社会不安障害と関連する内気や行動抑制と呼ばれる特徴は幼児期からみられるもので、生まれ持った気質のひとつとも言えます。
不安というのは動物にとっては危険から身を守るためには必要な情動反応です。
それではこうした生理的な不安と、過度の人見知りや将来の社会不安障害のリスクになるとも考えられている行動抑制の類似点を見てみたいと思います。

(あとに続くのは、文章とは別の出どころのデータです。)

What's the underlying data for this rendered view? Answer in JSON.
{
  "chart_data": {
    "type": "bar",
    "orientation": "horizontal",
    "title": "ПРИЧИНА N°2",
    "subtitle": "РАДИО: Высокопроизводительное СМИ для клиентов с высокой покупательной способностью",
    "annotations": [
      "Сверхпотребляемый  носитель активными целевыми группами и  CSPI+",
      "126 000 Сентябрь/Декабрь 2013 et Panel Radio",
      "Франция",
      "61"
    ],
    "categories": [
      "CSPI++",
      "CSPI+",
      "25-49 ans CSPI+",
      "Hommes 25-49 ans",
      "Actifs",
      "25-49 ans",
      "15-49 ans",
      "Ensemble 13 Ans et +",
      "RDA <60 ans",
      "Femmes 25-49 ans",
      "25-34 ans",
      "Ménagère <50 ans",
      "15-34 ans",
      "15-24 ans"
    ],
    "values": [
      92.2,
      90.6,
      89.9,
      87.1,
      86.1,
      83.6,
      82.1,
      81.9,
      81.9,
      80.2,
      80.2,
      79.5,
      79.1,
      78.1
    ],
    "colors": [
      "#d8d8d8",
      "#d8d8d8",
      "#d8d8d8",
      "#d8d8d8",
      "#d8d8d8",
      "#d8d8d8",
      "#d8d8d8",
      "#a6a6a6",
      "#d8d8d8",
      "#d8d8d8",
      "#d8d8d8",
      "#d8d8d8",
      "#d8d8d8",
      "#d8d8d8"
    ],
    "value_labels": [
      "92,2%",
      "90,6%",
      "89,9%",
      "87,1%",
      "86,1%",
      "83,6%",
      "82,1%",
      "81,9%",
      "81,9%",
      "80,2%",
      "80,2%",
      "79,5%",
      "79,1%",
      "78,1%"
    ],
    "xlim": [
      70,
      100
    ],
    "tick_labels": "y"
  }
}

まず第一に不安が強く行動抑制のある(「行動抑制がある」というのは新たな状況になかなか不安が強くて入れないということです)人、この場合は幼児ということになりますが、危険を感知するシステムの感度が高すぎることが考えられます。
これはほとんどの人が脅威と感じないような場面や相手に対しても、脅威を感じてしまうということです。
次に考えられるのが注意に偏りがあって、過度に脅威に対して注意が向きすぎるということです。
つまり誰もが周囲の潜在的な脅威をいつもモニタリングしているわけですが、不安や行動抑制の強い人は周囲のそれほど脅威とならないようなものをけんしゅつして反応してしまうわけです。
これは脅威を知らせる合図として普通の人が感じないようなものまで脅威と感じてしまうことです。
このために他の人よりも周囲の環境をより脅威のあるものとして感じてしまう傾向が強いわけです。